Designing a data pipeline

I'm building a geospatial data pipeline with Google Cloud Platform. My exposure to GCP is minimal as I grew up in the AWS world. It's been a breath of fresh air to have a new take on cloud computing.

The Problem

I have a nationwide (continental US) dataset of polygons. The order of magnitude is 10s of millions. My org needs to run complex queries across this dataset, but only after adding key characteristics that are derived from heterogeneous data sources: Shapefiles, GeoTIFF, CSV...to name a few. At scale, I expect the data to be < 100 TB.

Goals

Cheap - compute is on-demand, storage is little to no cost
Fast - Distributed data processing
Idempotent - I can tweak logic and re-run with no worries

Solution

After evaluating a few options from AWS & GCP, I settled on GCP as my cloud provider. BigQuery is a polished product that enables non-engineer folk to get at the data they need and a pricing model that won't break the bank at a startup.
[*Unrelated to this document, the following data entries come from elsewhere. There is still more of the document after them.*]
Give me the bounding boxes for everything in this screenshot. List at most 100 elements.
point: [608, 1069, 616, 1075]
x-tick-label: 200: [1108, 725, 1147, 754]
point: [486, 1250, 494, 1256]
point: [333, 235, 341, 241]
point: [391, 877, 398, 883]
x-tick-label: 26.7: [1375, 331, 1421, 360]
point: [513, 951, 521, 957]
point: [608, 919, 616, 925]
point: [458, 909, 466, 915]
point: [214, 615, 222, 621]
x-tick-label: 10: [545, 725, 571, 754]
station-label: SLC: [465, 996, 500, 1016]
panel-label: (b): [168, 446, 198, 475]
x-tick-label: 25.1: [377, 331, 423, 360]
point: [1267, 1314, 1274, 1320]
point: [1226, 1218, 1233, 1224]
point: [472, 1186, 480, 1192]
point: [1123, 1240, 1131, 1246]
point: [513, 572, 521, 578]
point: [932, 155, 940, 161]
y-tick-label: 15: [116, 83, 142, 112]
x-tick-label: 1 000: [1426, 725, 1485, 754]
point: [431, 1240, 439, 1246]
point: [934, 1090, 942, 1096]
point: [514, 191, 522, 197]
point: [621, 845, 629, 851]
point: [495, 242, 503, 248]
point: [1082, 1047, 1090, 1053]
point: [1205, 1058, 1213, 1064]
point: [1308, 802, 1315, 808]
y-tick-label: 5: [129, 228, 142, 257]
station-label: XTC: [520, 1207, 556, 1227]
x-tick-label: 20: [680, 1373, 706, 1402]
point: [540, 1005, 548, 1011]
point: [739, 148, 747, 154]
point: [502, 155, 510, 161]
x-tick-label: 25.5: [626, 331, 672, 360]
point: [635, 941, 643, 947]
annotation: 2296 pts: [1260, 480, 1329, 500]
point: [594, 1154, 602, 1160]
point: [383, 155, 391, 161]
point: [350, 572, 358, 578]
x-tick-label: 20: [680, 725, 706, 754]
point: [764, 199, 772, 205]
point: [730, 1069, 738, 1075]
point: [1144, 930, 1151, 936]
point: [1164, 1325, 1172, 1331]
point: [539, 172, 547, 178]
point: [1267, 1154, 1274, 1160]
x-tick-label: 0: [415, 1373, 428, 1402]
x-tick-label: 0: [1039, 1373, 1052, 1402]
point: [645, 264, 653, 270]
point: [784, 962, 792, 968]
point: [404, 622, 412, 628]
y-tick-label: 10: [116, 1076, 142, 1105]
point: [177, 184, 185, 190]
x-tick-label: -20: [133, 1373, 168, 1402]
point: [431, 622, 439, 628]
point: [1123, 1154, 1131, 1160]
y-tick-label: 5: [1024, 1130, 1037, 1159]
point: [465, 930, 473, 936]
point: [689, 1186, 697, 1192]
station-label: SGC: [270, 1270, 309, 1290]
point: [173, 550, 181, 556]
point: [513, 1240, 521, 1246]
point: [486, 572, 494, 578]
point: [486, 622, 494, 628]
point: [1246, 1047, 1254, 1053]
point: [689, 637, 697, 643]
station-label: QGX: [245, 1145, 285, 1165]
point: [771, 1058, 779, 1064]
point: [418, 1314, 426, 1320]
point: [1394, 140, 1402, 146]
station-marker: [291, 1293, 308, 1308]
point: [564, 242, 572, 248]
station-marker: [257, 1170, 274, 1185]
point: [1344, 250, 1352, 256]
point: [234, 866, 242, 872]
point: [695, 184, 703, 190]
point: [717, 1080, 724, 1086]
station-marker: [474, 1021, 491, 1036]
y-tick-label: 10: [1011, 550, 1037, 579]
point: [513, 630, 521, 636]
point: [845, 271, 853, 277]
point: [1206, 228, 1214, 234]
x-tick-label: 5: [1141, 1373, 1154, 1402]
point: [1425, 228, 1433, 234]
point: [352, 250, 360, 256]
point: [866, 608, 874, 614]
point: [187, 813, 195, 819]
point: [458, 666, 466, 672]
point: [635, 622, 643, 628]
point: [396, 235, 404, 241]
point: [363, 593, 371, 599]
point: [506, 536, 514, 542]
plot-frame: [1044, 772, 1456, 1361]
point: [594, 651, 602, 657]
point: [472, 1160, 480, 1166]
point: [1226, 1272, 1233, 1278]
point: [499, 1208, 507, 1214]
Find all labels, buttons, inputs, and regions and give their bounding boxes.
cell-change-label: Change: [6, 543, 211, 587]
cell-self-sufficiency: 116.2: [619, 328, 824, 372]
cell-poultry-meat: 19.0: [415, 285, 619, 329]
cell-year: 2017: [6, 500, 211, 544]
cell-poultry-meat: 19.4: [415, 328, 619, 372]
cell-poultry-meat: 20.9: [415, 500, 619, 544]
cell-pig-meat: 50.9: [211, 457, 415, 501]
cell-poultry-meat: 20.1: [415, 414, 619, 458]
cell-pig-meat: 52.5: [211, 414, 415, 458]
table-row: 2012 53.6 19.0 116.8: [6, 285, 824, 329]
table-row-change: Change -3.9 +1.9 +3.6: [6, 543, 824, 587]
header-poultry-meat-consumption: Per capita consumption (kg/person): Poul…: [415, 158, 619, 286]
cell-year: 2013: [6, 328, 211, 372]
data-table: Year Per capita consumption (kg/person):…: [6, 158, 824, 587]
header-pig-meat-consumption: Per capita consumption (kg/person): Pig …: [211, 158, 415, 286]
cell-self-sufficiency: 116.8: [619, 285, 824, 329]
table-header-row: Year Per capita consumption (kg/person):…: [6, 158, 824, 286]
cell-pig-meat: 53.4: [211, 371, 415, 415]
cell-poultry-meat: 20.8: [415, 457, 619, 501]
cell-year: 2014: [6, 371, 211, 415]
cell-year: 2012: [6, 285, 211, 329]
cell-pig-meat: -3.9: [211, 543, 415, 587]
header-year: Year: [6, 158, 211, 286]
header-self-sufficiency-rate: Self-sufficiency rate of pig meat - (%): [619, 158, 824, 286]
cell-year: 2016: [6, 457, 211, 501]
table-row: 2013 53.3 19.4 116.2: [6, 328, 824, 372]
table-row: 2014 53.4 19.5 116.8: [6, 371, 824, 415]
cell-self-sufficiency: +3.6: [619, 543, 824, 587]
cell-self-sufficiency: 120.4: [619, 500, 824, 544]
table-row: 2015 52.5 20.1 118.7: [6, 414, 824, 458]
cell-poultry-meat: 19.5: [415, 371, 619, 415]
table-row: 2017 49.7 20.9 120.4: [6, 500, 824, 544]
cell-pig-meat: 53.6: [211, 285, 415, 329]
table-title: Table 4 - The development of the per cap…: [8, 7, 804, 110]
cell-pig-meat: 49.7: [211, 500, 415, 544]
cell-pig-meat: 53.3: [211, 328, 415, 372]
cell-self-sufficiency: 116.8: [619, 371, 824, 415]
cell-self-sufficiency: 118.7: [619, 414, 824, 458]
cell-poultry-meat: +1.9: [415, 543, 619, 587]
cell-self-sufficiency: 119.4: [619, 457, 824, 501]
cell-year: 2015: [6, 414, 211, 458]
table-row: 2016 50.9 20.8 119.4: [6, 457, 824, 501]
How to get that data into BigQuery? Enter the data pipeline.

Getting data into BigQuery

Upload data source to GCS (equivalent of AWS S3)
Create Apache Beam(s) for ETL processing
Run beam in Google Dataflow

There are a lot of spatial capabilities that Geobeam doesn't support, primarily for raster analysis. I'll add some future highlights once I have that piece of the puzzle worked out.